Hezbollah has named 158 members who have been killed by Israel during the ongoing skirmishes, mostly in Lebanon but some also in Syria. In Lebanon, another 19 operatives from other terror groups, a Lebanese soldier, and at least 19 civilians, three of whom were journalists, have been killed.

The US is still hoping to keep fighting at a low boil, with analysts saying all-out war would devastate both Lebanon and Israel, due to Hezbollah’s vast firepower.

“This is a moment of profound tension for the region.
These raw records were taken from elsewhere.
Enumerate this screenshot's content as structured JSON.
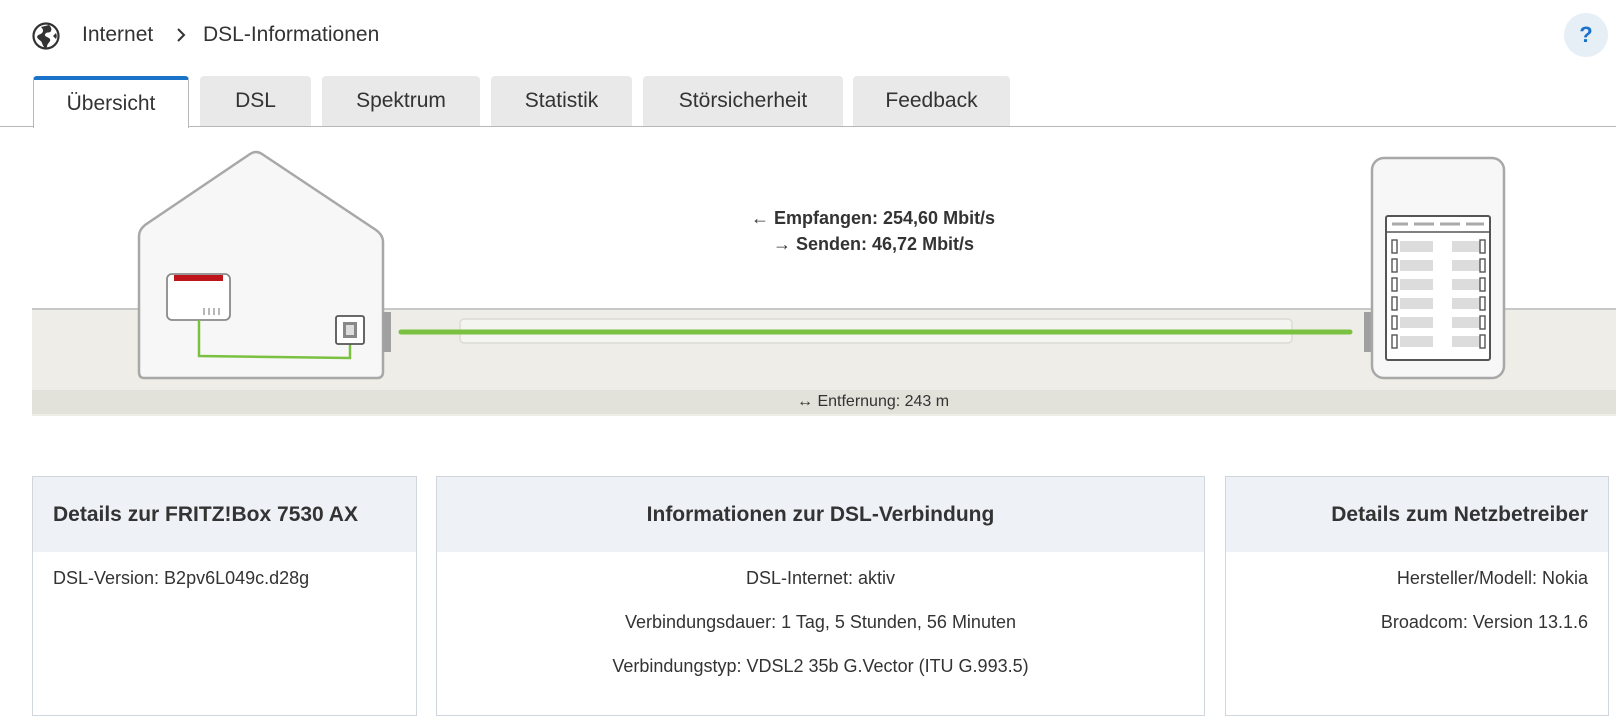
{
  "breadcrumb": {
    "icon": "globe-icon",
    "items": [
      "Internet",
      "DSL-Informationen"
    ]
  },
  "help": {
    "label": "?"
  },
  "tabs": [
    {
      "label": "Übersicht",
      "active": true
    },
    {
      "label": "DSL",
      "active": false
    },
    {
      "label": "Spektrum",
      "active": false
    },
    {
      "label": "Statistik",
      "active": false
    },
    {
      "label": "Störsicherheit",
      "active": false
    },
    {
      "label": "Feedback",
      "active": false
    }
  ],
  "diagram": {
    "receive": "Empfangen: 254,60 Mbit/s",
    "send": "Senden: 46,72 Mbit/s",
    "distance": "Entfernung: 243 m",
    "line_color": "#7ac142",
    "router_accent": "#c0141c"
  },
  "cards": {
    "fritzbox": {
      "title": "Details zur FRITZ!Box 7530 AX",
      "lines": [
        "DSL-Version: B2pv6L049c.d28g"
      ]
    },
    "dsl": {
      "title": "Informationen zur DSL-Verbindung",
      "lines": [
        "DSL-Internet: aktiv",
        "Verbindungsdauer: 1 Tag, 5 Stunden, 56 Minuten",
        "Verbindungstyp: VDSL2 35b G.Vector (ITU G.993.5)"
      ]
    },
    "provider": {
      "title": "Details zum Netzbetreiber",
      "lines": [
        "Hersteller/Modell: Nokia",
        "Broadcom: Version 13.1.6"
      ]
    }
  },
  "colors": {
    "accent": "#1a73c8",
    "tab_bg": "#e9e9e9",
    "card_head_bg": "#eef2f7"
  }
}
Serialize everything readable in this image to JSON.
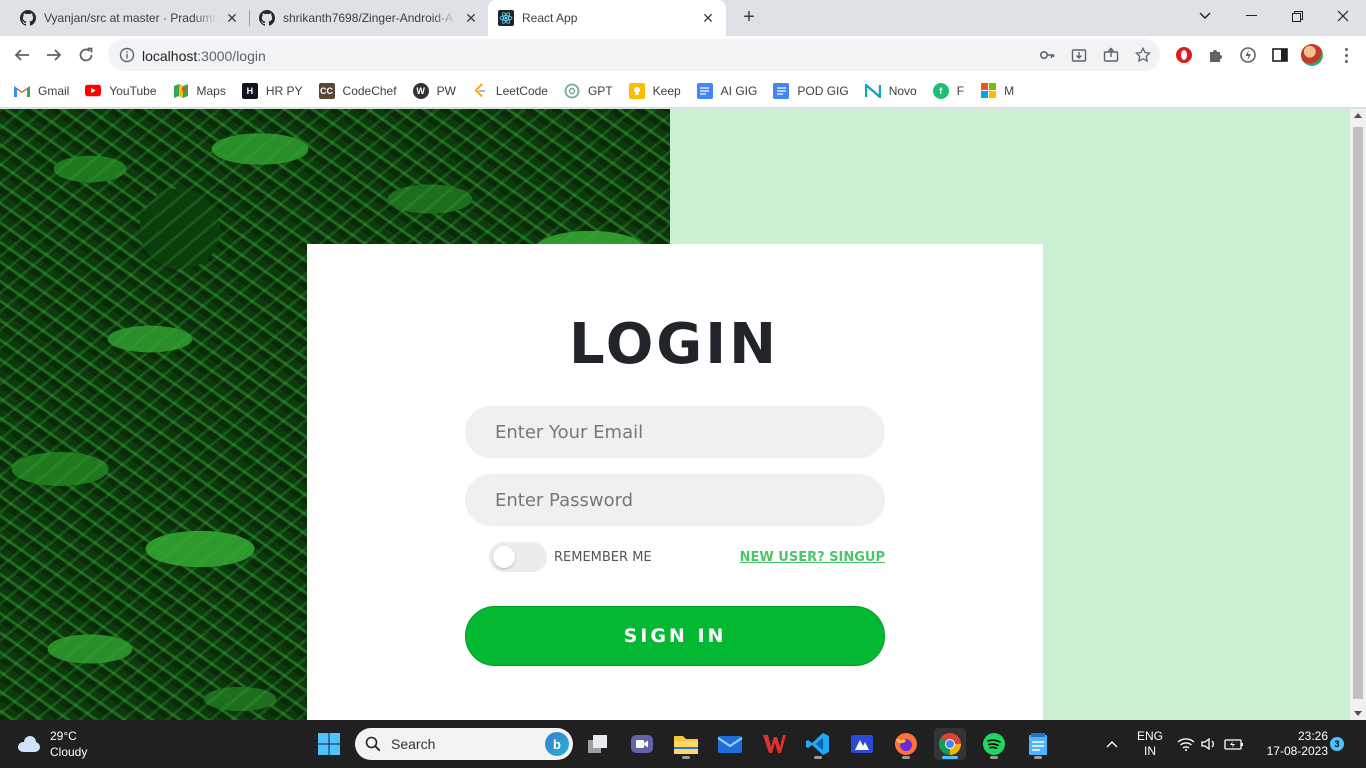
{
  "browser": {
    "tabs": [
      {
        "title": "Vyanjan/src at master · Pradumn",
        "favicon": "github-icon"
      },
      {
        "title": "shrikanth7698/Zinger-Android-A",
        "favicon": "github-icon"
      },
      {
        "title": "React App",
        "favicon": "react-icon"
      }
    ],
    "address": {
      "host": "localhost",
      "path": ":3000/login"
    },
    "bookmarks": [
      {
        "label": "Gmail",
        "icon": "gmail-icon",
        "color": "#ea4335"
      },
      {
        "label": "YouTube",
        "icon": "youtube-icon",
        "color": "#ff0000"
      },
      {
        "label": "Maps",
        "icon": "maps-icon",
        "color": "#34a853"
      },
      {
        "label": "HR PY",
        "icon": "hackerrank-icon",
        "color": "#0e141e"
      },
      {
        "label": "CodeChef",
        "icon": "codechef-icon",
        "color": "#5b4638"
      },
      {
        "label": "PW",
        "icon": "pw-icon",
        "color": "#333333"
      },
      {
        "label": "LeetCode",
        "icon": "leetcode-icon",
        "color": "#ffa116"
      },
      {
        "label": "GPT",
        "icon": "openai-icon",
        "color": "#74aa9c"
      },
      {
        "label": "Keep",
        "icon": "keep-icon",
        "color": "#fbbc04"
      },
      {
        "label": "AI GIG",
        "icon": "docs-icon",
        "color": "#4285f4"
      },
      {
        "label": "POD GIG",
        "icon": "docs-icon",
        "color": "#4285f4"
      },
      {
        "label": "Novo",
        "icon": "novo-icon",
        "color": "#13a3c2"
      },
      {
        "label": "F",
        "icon": "fiverr-icon",
        "color": "#1dbf73"
      },
      {
        "label": "M",
        "icon": "microsoft-icon",
        "color": "#f25022"
      }
    ]
  },
  "login": {
    "title": "LOGIN",
    "email_placeholder": "Enter Your Email",
    "password_placeholder": "Enter Password",
    "remember_label": "REMEMBER ME",
    "remember_checked": false,
    "signup_link": "NEW USER? SINGUP",
    "signin_button": "SIGN IN",
    "accent_color": "#04b833",
    "background_color": "#caefd3"
  },
  "taskbar": {
    "weather": {
      "temp": "29°C",
      "condition": "Cloudy"
    },
    "search_label": "Search",
    "language": {
      "line1": "ENG",
      "line2": "IN"
    },
    "clock": {
      "time": "23:26",
      "date": "17-08-2023"
    },
    "notification_count": "3"
  }
}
This is a conflict that could easily metastasize, causing even more insecurity and suffering,” Blinken told reporters in Doha on Sunday.

Since October 8 — a day after thousands of Hamas terrorists murdered some 1,200 people and kidnapped over 240 in southern Israel — Hezbollah-led forces have attacked Israeli communities and military posts along the northern border on a near-daily basis, with the group saying it is doing so to support Gaza amid the war there.

Agencies and Times of Israel staff contributed to this report.